In our study, no significant interaction of either current BMI or weight on the relation between birth weight and blood pressure could be observed, suggesting that the strength of the association between birth weight and blood pressure was not larger in subjects with a high than in subjects with a low current BMI or weight. This is consistent with the results from some studies26 27 but is in contrast to the findings of others.5 23 24
It has been suggested that improvement of fetal nutrition and thereby intrauterine growth may prevent the development of cardiovascular disease.6 However, if the relation between low birth weight and raised blood pressure is caused by genetic factors, improvement of fetal nutrition may not prevent the development of raised blood pressure. Low birth weight may only serve as a marker of increased risk of raised blood pressure.

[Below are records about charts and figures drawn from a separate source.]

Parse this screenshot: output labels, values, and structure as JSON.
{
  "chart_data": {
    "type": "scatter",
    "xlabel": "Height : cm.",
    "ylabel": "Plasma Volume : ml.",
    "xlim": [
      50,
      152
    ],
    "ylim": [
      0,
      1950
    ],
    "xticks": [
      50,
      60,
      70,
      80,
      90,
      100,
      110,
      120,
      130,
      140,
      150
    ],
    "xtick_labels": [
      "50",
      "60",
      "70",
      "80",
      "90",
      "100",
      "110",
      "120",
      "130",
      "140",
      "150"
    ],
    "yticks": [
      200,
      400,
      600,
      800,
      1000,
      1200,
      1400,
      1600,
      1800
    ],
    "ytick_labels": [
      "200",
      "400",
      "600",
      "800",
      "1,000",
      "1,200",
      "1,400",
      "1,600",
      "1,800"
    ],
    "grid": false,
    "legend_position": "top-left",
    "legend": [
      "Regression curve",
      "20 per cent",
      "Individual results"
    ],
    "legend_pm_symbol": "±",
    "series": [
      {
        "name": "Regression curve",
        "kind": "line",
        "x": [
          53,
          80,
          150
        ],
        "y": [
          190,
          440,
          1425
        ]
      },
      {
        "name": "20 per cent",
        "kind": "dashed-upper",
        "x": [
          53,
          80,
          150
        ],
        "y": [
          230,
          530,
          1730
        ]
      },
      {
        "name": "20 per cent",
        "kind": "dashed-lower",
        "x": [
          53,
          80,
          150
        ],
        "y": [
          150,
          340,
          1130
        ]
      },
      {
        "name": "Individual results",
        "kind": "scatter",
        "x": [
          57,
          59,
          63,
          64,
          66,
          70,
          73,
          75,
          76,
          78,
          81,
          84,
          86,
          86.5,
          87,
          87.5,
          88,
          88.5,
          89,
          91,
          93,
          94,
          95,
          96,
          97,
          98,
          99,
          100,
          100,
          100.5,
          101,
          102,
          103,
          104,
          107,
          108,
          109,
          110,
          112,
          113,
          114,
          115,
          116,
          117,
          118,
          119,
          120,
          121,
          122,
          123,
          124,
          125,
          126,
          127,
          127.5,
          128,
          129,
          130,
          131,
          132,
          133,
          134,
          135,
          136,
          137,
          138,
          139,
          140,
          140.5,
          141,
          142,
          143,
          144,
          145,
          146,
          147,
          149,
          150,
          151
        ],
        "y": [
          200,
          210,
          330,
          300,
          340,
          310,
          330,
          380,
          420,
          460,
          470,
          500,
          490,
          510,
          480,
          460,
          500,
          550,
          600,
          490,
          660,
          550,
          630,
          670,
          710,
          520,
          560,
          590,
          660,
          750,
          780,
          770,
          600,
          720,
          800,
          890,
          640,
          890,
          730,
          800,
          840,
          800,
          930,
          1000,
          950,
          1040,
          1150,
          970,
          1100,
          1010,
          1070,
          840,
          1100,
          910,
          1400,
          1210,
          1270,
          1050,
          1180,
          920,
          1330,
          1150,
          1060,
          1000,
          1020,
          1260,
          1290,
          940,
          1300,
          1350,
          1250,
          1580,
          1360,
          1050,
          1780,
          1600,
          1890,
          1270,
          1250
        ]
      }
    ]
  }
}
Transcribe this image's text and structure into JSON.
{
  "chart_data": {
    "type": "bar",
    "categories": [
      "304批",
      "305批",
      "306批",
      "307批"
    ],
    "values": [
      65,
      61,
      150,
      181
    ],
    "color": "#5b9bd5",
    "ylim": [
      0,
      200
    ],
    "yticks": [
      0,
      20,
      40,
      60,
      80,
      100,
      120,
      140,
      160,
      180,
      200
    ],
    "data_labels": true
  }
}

In summary, we found a tendency toward higher blood pressure levels in the twins with the lowest birth weight from each pair compared with their cotwins with the highest birth weight and negative associations between intrapair differences in birth weight and differences in blood pressure in dizygotic twins but not in monozygotic twins. This difference in the birth weightblood pressure relation between dizygotic and monozygotic twin pairs suggests that genetic factors may play an important role in the association between birth weight and blood pressure.
Received March 20, 2000; first decision May 1, 2000; accepted July 3, 2000.